15Os47/07m – OGH Entscheidung
Kopf
Der Oberste Gerichtshof hat am 30. Mai 2007 durch die Senatspräsidentin des Obersten Gerichtshofes Dr. Schmucker als Vorsitzende sowie durch die Hofräte des Obersten Gerichtshofes Dr. Danek, Hon. Prof. Dr. Kirchbacher, Dr. T. Solé und Mag. Lendl als weitere Richter, in Gegenwart der Richteramtsanwärterin Mag.
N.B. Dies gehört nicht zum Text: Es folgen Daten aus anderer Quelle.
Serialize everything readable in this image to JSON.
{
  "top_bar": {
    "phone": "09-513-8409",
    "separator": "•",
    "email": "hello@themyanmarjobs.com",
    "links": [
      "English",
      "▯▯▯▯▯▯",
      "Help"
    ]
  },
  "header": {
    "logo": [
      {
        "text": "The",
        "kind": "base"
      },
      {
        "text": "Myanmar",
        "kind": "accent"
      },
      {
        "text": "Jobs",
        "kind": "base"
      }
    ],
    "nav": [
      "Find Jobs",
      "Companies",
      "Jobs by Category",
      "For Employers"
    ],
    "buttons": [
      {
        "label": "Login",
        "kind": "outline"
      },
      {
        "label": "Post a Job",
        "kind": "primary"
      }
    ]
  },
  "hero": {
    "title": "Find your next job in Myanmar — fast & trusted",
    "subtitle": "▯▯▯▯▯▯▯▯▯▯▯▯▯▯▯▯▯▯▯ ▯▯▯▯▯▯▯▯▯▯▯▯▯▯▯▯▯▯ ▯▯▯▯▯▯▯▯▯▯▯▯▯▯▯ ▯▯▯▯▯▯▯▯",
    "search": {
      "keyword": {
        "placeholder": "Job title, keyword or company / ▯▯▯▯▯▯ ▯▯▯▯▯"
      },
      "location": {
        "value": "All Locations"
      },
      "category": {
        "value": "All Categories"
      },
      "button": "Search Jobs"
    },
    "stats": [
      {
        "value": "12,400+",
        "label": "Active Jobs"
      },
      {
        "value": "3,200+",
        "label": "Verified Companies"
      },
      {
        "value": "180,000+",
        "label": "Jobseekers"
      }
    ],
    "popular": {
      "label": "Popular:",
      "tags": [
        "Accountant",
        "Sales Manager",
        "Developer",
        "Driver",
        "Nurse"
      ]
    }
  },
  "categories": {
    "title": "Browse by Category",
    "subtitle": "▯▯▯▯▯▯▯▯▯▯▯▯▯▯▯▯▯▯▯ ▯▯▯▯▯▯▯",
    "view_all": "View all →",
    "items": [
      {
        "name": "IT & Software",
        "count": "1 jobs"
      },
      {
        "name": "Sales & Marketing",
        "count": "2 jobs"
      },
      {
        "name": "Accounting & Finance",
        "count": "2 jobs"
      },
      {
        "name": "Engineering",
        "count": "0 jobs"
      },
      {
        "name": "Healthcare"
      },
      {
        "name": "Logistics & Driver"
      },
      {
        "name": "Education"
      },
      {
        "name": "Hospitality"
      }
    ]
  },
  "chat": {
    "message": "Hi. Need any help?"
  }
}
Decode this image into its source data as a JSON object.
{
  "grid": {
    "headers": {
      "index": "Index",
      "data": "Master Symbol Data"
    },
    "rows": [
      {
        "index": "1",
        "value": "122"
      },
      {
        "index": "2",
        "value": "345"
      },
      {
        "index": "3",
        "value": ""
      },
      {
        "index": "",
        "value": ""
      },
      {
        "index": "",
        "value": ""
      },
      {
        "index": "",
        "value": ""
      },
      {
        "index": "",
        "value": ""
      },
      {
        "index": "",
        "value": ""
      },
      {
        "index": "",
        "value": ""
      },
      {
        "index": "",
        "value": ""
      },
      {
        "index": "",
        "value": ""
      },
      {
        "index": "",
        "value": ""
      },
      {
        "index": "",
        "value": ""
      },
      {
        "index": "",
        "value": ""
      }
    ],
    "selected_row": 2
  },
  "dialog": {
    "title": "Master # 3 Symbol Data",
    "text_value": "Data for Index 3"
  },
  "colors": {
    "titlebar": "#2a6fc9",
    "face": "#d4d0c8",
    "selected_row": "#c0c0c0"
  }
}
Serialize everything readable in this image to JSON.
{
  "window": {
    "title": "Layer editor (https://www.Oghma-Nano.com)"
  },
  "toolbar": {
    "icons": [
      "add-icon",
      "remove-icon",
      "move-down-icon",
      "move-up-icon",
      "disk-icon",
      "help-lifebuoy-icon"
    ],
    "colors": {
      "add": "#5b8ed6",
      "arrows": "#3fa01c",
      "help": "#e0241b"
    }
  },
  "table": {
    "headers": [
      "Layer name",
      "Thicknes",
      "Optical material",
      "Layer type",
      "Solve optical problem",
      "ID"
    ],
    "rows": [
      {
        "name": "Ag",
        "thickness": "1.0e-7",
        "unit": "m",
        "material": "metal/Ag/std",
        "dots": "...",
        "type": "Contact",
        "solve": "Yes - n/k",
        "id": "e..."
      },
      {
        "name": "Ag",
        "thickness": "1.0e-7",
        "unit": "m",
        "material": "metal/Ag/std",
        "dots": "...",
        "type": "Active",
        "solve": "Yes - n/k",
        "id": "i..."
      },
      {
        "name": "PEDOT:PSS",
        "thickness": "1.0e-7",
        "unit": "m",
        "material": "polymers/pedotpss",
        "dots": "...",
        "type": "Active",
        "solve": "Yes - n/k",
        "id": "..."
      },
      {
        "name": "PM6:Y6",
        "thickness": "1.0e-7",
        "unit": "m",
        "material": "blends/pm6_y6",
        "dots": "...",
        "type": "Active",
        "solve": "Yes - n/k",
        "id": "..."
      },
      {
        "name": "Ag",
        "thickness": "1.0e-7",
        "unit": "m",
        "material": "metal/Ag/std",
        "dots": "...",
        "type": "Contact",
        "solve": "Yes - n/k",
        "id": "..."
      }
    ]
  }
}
Egger als Schriftführerin, in der Strafsache gegen Gerlinde G***** wegen des Verbrechens des teils vollendeten, teils versuchten räuberischen Diebstahls nach §§ 127, 131 erster Fall und 15 StGB über die Nichtigkeitsbeschwerde und die Berufung der Angeklagten gegen das Urteil des Landesgerichtes Salzburg als Schöffengericht vom 22. Dezember 2006, GZ 35 Hv 225/06k-13, sowie über deren Beschwerde gegen den zugleich gefassten Beschluss gemäß § 494a Abs 1 Z 4 StPO (§ 498 Abs 3 StPO) nach Anhörung der Generalprokuratur zu Recht erkannt:
Spruch
In Stattgebung der Nichtigkeitsbeschwerde wird das angefochtene Urteil, das im Übrigen unberührt bleibt, in der Unterstellung der zu I. genannten Tat auch unter § 131 StGB und demzufolge im Strafausspruch (samt dem zugleich verkündeten Widerrufsbeschluss) aufgehoben und die Sache insoweit zu neuer Verhandlung und Entscheidung an das Landesgericht Salzburg verwiesen. Mit ihrer Berufung und ihrer Beschwerde wird die Angeklagte auf die kassatorische Entscheidung verwiesen.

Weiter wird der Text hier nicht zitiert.